Batı'yla iyi ilişkileri destekledi
Pezeşkiyan, hükümetin muhaliflere karşı tutumuna sert eleştirilerden geri durmadı. 2009'daki cumhurbaşkanı seçimi sonrası çıkan olaylardan sonra Meclis'te güvenlik güçlerinin müdahalelerini eleştiren bir konuşma yapan Pezeşkiyan, muhafazakar vekillerle gerginlik yaşadı.
İran'da 2013'teki cumhurbaşkanı seçimlerine adaylık başvurusu yapan ancak daha sonra adaylığını geri çeken Pezeşkiyan, 2016'da İran Meclis Başkan Yardımcısı olarak 4 yıl görev yaptı. Bu süreçte nükleer anlaşma ve Batı'yla iyi ilişkileri savundu.
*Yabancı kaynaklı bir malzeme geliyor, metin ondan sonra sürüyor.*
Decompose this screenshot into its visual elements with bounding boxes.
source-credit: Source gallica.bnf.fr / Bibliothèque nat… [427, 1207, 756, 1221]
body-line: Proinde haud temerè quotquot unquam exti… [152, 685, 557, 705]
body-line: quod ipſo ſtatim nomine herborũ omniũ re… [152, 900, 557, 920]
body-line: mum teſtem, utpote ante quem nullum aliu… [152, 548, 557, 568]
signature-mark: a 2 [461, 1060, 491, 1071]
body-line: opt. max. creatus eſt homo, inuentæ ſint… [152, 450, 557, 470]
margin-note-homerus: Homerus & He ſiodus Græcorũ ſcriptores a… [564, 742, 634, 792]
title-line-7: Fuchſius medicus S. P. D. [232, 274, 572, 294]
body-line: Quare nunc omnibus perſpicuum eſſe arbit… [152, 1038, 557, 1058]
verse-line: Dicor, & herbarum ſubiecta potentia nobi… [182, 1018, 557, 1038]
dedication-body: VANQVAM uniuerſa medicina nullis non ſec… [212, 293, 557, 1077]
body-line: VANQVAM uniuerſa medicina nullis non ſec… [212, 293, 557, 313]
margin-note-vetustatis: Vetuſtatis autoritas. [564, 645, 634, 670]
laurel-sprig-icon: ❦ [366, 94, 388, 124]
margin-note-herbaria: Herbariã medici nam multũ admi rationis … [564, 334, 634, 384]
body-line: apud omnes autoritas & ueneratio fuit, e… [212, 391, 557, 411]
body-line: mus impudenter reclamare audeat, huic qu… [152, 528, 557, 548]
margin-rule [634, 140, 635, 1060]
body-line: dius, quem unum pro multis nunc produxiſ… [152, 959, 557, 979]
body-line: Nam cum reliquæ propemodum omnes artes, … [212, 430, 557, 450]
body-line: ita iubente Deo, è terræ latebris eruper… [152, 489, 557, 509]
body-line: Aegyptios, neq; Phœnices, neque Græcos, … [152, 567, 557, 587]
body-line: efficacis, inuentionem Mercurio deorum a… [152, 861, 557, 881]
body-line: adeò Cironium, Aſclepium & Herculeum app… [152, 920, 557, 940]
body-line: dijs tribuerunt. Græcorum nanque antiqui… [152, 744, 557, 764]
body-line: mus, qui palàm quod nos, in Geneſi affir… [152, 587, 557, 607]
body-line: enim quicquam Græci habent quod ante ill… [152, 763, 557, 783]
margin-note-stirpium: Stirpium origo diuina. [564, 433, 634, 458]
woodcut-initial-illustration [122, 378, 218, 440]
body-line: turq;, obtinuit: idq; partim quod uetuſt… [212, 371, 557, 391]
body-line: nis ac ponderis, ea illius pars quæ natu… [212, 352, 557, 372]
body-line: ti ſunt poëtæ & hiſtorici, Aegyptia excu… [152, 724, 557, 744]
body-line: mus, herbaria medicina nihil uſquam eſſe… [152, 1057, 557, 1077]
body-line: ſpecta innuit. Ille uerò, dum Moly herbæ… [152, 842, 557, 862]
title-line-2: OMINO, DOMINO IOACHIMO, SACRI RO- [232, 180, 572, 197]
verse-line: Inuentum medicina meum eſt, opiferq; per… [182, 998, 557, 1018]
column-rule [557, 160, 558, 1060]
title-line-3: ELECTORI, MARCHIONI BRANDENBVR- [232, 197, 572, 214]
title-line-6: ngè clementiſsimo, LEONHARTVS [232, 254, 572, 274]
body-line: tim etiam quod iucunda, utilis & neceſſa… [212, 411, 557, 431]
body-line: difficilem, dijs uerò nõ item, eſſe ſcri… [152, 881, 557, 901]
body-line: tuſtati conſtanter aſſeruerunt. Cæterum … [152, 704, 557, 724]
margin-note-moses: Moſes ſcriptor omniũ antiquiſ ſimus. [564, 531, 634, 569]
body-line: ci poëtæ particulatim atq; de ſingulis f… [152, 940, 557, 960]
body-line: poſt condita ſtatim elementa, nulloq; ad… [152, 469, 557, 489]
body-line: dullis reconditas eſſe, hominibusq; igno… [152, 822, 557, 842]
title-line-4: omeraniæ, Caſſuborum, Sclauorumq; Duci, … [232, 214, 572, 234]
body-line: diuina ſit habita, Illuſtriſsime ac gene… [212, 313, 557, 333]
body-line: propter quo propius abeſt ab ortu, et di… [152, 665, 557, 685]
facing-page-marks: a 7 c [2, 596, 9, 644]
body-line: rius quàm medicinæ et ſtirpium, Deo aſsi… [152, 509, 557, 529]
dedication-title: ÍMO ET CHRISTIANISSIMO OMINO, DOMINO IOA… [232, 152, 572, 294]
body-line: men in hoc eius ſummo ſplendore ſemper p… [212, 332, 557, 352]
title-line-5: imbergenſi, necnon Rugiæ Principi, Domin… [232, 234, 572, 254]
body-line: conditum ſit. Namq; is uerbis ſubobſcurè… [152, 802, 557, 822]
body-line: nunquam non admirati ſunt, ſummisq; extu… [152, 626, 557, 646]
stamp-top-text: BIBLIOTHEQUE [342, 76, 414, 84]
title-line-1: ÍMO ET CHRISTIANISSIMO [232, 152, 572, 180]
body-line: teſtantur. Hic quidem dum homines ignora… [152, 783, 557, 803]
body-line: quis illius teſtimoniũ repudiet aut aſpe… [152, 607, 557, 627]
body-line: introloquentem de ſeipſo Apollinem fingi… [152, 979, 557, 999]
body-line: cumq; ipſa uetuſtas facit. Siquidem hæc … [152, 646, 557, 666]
Pezeşkiyan'ın 2021'deki seçimlerdeki adaylık başvurusu ise Anayasayı Koruyucular Konseyi tarafından reddedildi. 1 Mart'ta yapılan Milletvekili Seçimlerinde ise Tebriz Milletvekili olarak yeniden Meclis'e girdi.
Mahsa Emini'nin ölümünden sonraki açıklamaları
İran'da Eylül 2022'de Mahsa Emini adlı genç bir kadının polis nezaretinde hayatını kaybetmesinin ardından devlet televizyonunda katıldığı bir programda konuşan Pezeşkiyan, kadınlara zorunlu başörtüsü yasasından kaynaklı müdahalelerin durumu kötüleştirdiğini ve sona erdirilmesi gerektiğini söyledi.
Pezeşkiyan, "Biz çocuklarımızın iffetli olmasını istiyoruz ancak bu davranışlar onları dinden uzaklaştırıyorsa bu yöntemi sürdürmemeliyiz." ifadelerini kullandı.
Ekonomi ile adalet konusundaki sorunları çözme vaadi
Eski Cumhurbaşkanları Muhammed Hatemi ile Hasan Ruhani, eski Dışişleri Bakanı Muhammed Cevad Zarif gibi isimlerin açık desteğini alan Pezeşkiyan, seçim kampanyalarında, ülkedeki "etnik ve mezhebi ayrımcılık" ile zorunlu başörtüsü sorununa vurgu yaptı. Ekonomi ile adalet konusundaki sorunları çözeceğinin vaadini verdi.
İnternet yasaklarını da büyük oranda kaldıracağının sözünü veren Pezeşkiyan, iç ve dış politikada önemli reformlar ve Batı ile daha iyi ilişkilerin kurulması gerektiğini belirtti.
Pezeşkiyan, 2005'ten sonra İran'da cumhurbaşkanı seçilen ilk reformist isim oldu.